Сторожищинские с широко раскрытыми глазами переглядывались. Только глянь, что в мире творится, пока ты головы не отрываешь от своего гончарного круга, пока горбишься в кузнице, сгоняешь с тёса ароматную стружку. Трудишь руки, жилы рвёшь, а какая-то сволочь тебя виноватым сделала и под меч подвела. Ведь случись в Поруби так, как и задумывал неизвестный враг, млечи, вместо бочат с горными медами, привезли бы сюда мечи и топоры, и ни в одной летописи потом не нашли бы даже слова о том, что бояны оказались не виноваты. Косоворот и остальные, удивлённые не меньше, а пожалуй даже больше простого люда, переглядывались с тайным значением и красноречиво поигрывали рукоятями мечей и боевых ножей. Разве что зубами не скрипели.
— А мы всё гадали, кто сорвал такую блестящую задумку, — молодой боян запустил на губы змеиную улыбку. — Это мог быть лишь он.

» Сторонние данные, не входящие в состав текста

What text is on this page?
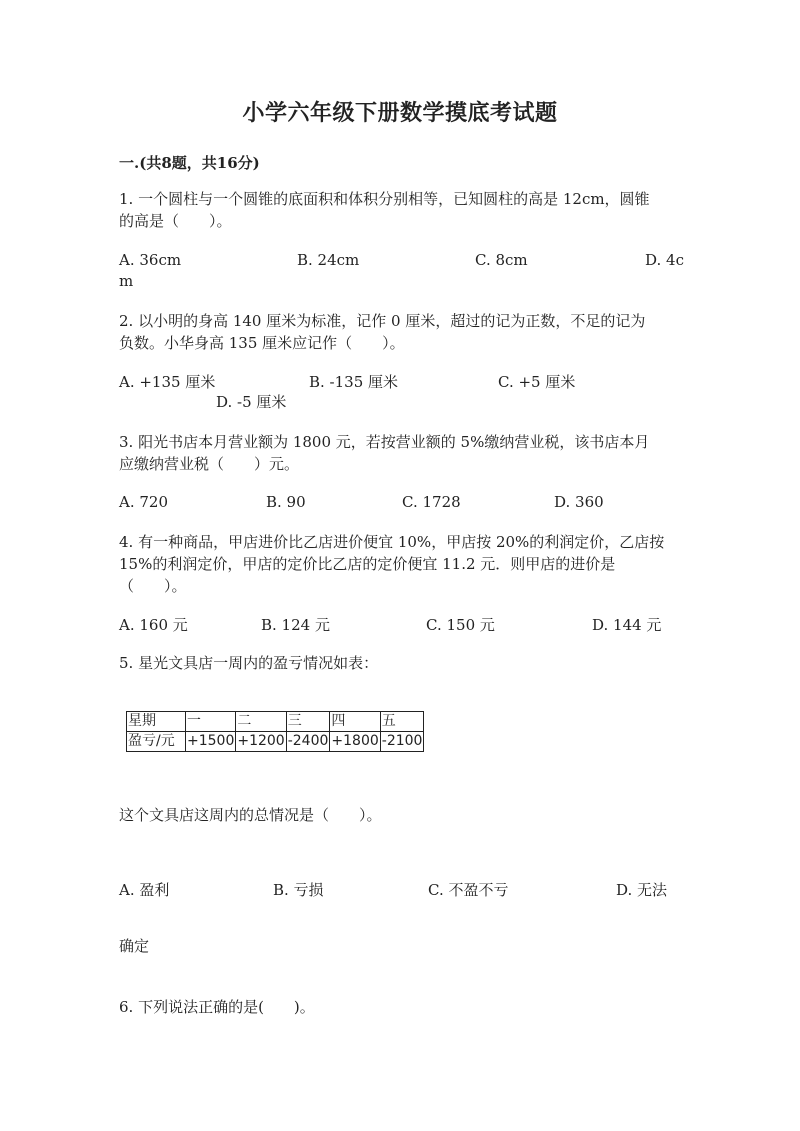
小学六年级下册数学摸底考试题
一.(共8题，共16分)
1. 一个圆柱与一个圆锥的底面积和体积分别相等，已知圆柱的高是 12cm，圆锥
的高是（　　）。
A. 36cm	B. 24cm	C. 8cm	D. 4c
m
2. 以小明的身高 140 厘米为标准，记作 0 厘米，超过的记为正数，不足的记为
负数。小华身高 135 厘米应记作（　　）。
A. +135 厘米	B. -135 厘米	C. +5 厘米
D. -5 厘米
3. 阳光书店本月营业额为 1800 元，若按营业额的 5%缴纳营业税，该书店本月
应缴纳营业税（　　）元。
A. 720	B. 90	C. 1728	D. 360
4. 有一种商品，甲店进价比乙店进价便宜 10%，甲店按 20%的利润定价，乙店按
15%的利润定价，甲店的定价比乙店的定价便宜 11.2 元．则甲店的进价是
（　　）。
A. 160 元	B. 124 元	C. 150 元	D. 144 元
5. 星光文具店一周内的盈亏情况如表：
星期	一	二	三	四	五
盈亏/元	+1500	+1200	-2400	+1800	-2100
这个文具店这周内的总情况是（　　）。
A. 盈利	B. 亏损	C. 不盈不亏	D. 无法
确定
6. 下列说法正确的是(　　)。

У Сивого потрясающая способность оказываться в нужном месте в нужное время. Интересно, откуда?
— Слышал ведь, что говорят, — Ассуна закатила глаза и небрежно покрутила рукой, — дескать, сын Злобога и всё такое.
— Будь это правдой, он выступал бы на нашей стороне.

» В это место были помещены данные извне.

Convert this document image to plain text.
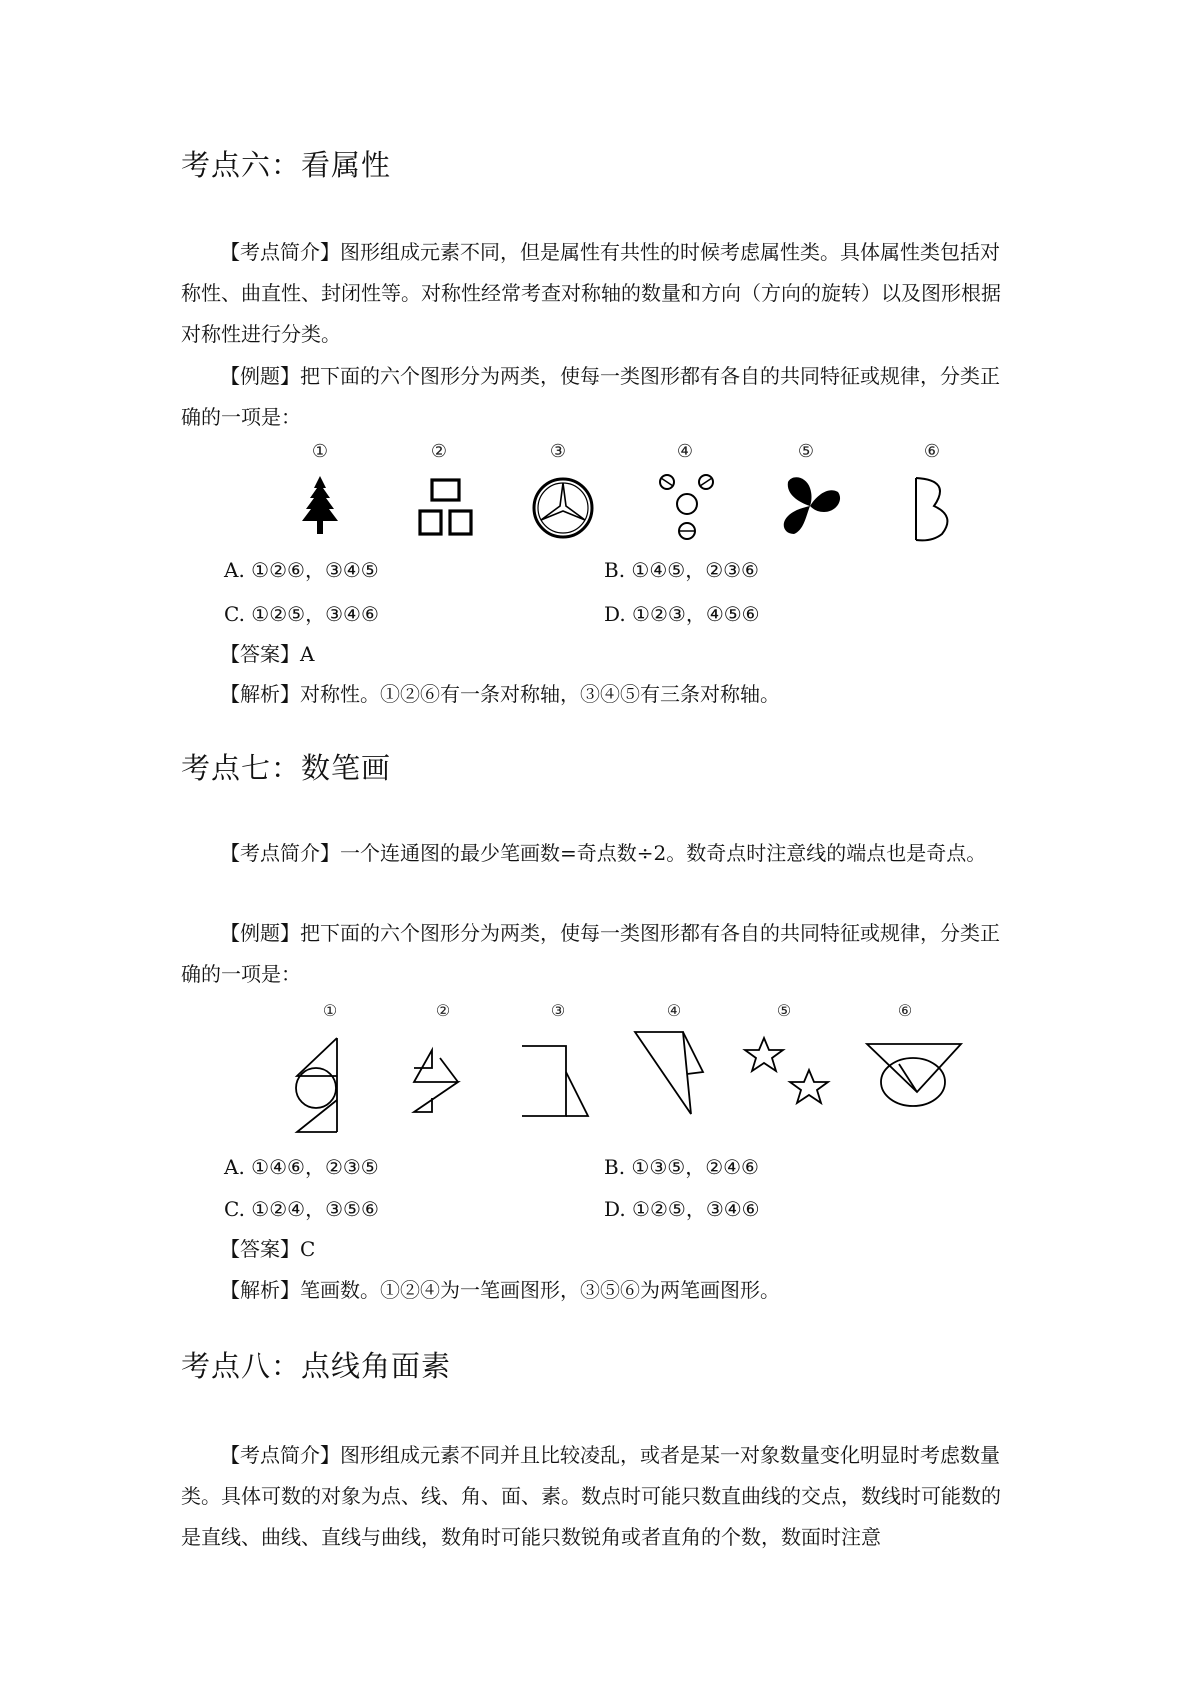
考点六：看属性

【考点简介】图形组成元素不同，但是属性有共性的时候考虑属性类。具体属性类包括对称性、曲直性、封闭性等。对称性经常考查对称轴的数量和方向（方向的旋转）以及图形根据对称性进行分类。

【例题】把下面的六个图形分为两类，使每一类图形都有各自的共同特征或规律，分类正确的一项是：

①	②	③	④	⑤	⑥
A. ①②⑥，③④⑤	B. ①④⑤，②③⑥
C. ①②⑤，③④⑥	D. ①②③，④⑤⑥
【答案】A
【解析】对称性。①②⑥有一条对称轴，③④⑤有三条对称轴。
考点七：数笔画

【考点简介】一个连通图的最少笔画数=奇点数÷2。数奇点时注意线的端点也是奇点。

【例题】把下面的六个图形分为两类，使每一类图形都有各自的共同特征或规律，分类正确的一项是：

①	②	③	④	⑤	⑥
A. ①④⑥，②③⑤	B. ①③⑤，②④⑥
C. ①②④，③⑤⑥	D. ①②⑤，③④⑥
【答案】C
【解析】笔画数。①②④为一笔画图形，③⑤⑥为两笔画图形。
考点八：点线角面素

【考点简介】图形组成元素不同并且比较凌乱，或者是某一对象数量变化明显时考虑数量类。具体可数的对象为点、线、角、面、素。数点时可能只数直曲线的交点，数线时可能数的是直线、曲线、直线与曲线，数角时可能只数锐角或者直角的个数，数面时注意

— Он на самом деле жуткий. Как взглянет, сердце останавливается. Хвала мудрости Повелителя, — Ассуна возвела глаза к небу, — который никогда не держит врага за придурка. И того достаточно.
— Я посоветовал бы тебе поступать так же.

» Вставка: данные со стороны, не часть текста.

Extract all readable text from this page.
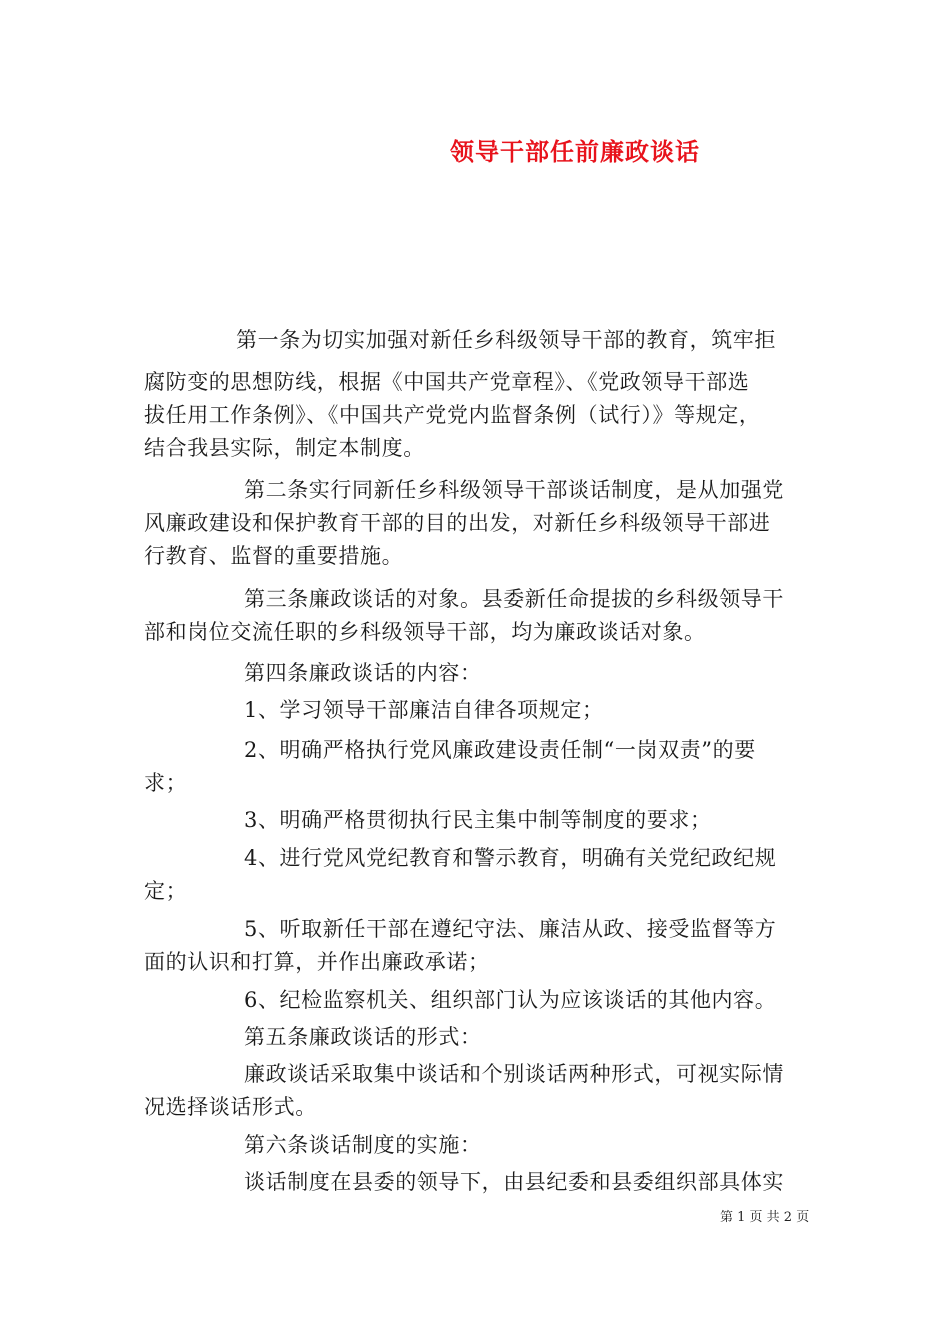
领导干部任前廉政谈话
第一条为切实加强对新任乡科级领导干部的教育，筑牢拒
腐防变的思想防线，根据《中国共产党章程》、《党政领导干部选
拔任用工作条例》、《中国共产党党内监督条例（试行）》等规定，
结合我县实际，制定本制度。
第二条实行同新任乡科级领导干部谈话制度，是从加强党
风廉政建设和保护教育干部的目的出发，对新任乡科级领导干部进
行教育、监督的重要措施。
第三条廉政谈话的对象。县委新任命提拔的乡科级领导干
部和岗位交流任职的乡科级领导干部，均为廉政谈话对象。
第四条廉政谈话的内容：
1、学习领导干部廉洁自律各项规定；
2、明确严格执行党风廉政建设责任制“一岗双责”的要
求；
3、明确严格贯彻执行民主集中制等制度的要求；
4、进行党风党纪教育和警示教育，明确有关党纪政纪规
定；
5、听取新任干部在遵纪守法、廉洁从政、接受监督等方
面的认识和打算，并作出廉政承诺；
6、纪检监察机关、组织部门认为应该谈话的其他内容。
第五条廉政谈话的形式：
廉政谈话采取集中谈话和个别谈话两种形式，可视实际情
况选择谈话形式。
第六条谈话制度的实施：
谈话制度在县委的领导下，由县纪委和县委组织部具体实
第 1 页 共 2 页
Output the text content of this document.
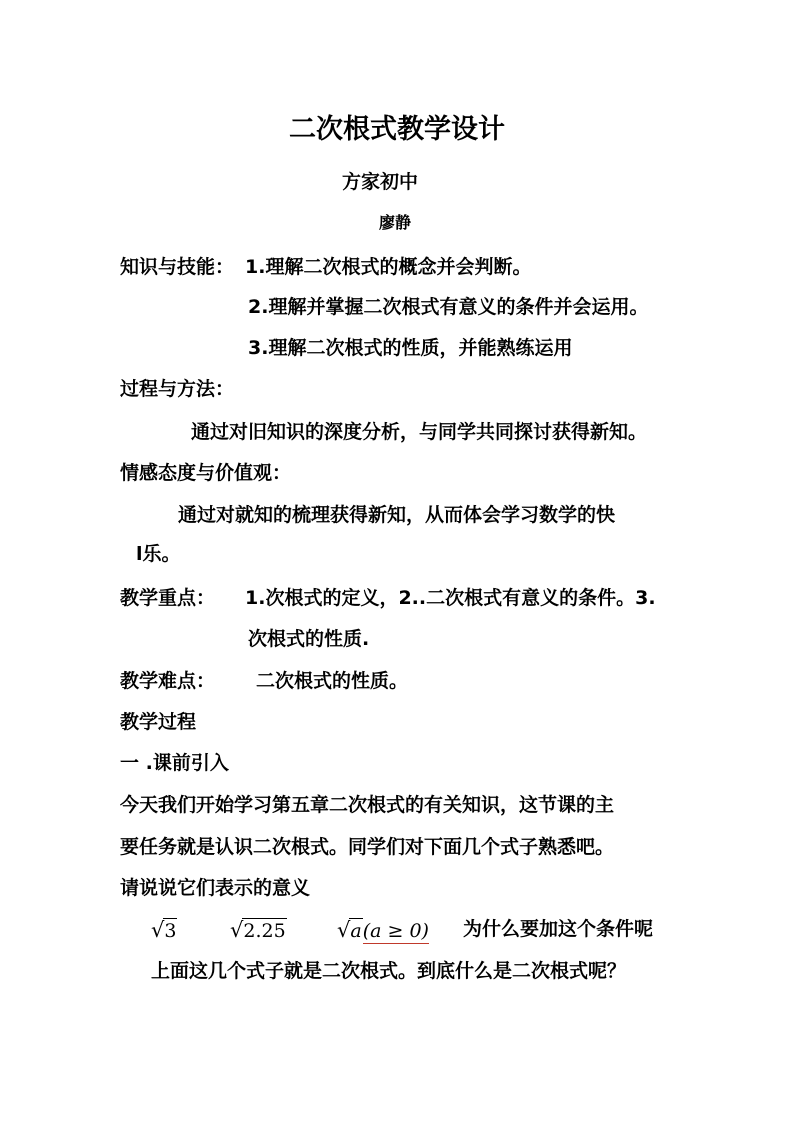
二次根式教学设计
方家初中
廖静
知识与技能： 1.理解二次根式的概念并会判断。
2.理解并掌握二次根式有意义的条件并会运用。
3.理解二次根式的性质，并能熟练运用
过程与方法：
通过对旧知识的深度分析，与同学共同探讨获得新知。
情感态度与价值观：
通过对就知的梳理获得新知，从而体会学习数学的快
l乐。
教学重点： 1.次根式的定义，2..二次根式有意义的条件。3.
次根式的性质.
教学难点： 二次根式的性质。
教学过程
一 .课前引入
今天我们开始学习第五章二次根式的有关知识，这节课的主
要任务就是认识二次根式。同学们对下面几个式子熟悉吧。
请说说它们表示的意义
√3	√2.25 √a(a ≥ 0) 为什么要加这个条件呢
上面这几个式子就是二次根式。到底什么是二次根式呢？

— Когда дело будет сделано, кое-с-кем я с удовольствием поквитаюсь, — Ассуна глазами опалила Верну. — И подойду к делу предельно ответственно…
Солнце перевалило за полдень. Люд потихоньку начал дуреть, не соображал уже никто, и если иной скажет, мол, с устатку перед глазами двоится, все, кто был на поле могли говорить, что с устатку в ушах голоса играют. В одно ухо Злобог нашёптывает: «Виноват, поганец!», в другое Ратник громогласит: «Чист Безрод!»
— Довольно! Остальное завтра! — объявил Речкун, поймав замученный взгляд Отвады и остальных.
Ладно, завтра. Ладно, князья и бояре разъехались по теремам да палатам. Ладно, Безрода увели под охраной обратно в город, но простой люд отнюдь не потянулся восвояси — почти все, кто умудрился попасть на судилище, разбрелись по окрестным лесам ставить пологи и навесы для ночёвки. Не подсуетишься, будешь завтра как те бедолаги, что теперь ходят от одного к другому, пристают да выспрашивают: «А тот кривенький что говорил? Он откуда? А те трое за Сивого или против?» И когда разъехались родовитые да богатые — последними явились, первыми убыли, никто иного и не ждал — рукоделы: гончары, кузнецы, бондари и прочий люд, чья обширная торговлишка сбитым мёдом, мехами да рудами не сильно пострадала от избиения торговых поездов Синей Рубахой, шагу прочь не ступили, а ждали, когда Безрода поведут в город. Три дружины двойной цепью отгородили подсудимца от толпы, а сторожищинцы вытянулись вдоль всей дороги к мосту и ловили взгляд Сивого.
— Сынок, ты скажи, душегубил или нет?
— Безрод, а Безрод, как же так? Кровь за нас лил, а теперь ты Синяя Рубаха?
— Вот юнец за тебя горло рвал. Обманул мальчишку?
Сивый головы не опустил, только взгляд спрятал от греха подальше, но когда услышал старческий, дребезжащий голос, на мгновение замедлился и повернулся в сторону говорившего.
— Эх, парень, помирать мне скоро, а с чем перед богами встану, так и не понял. Всю жизнь прожил, яблока не украл, вот думаю, может душегубить стоило, под себя рвать, кусать направо и налево?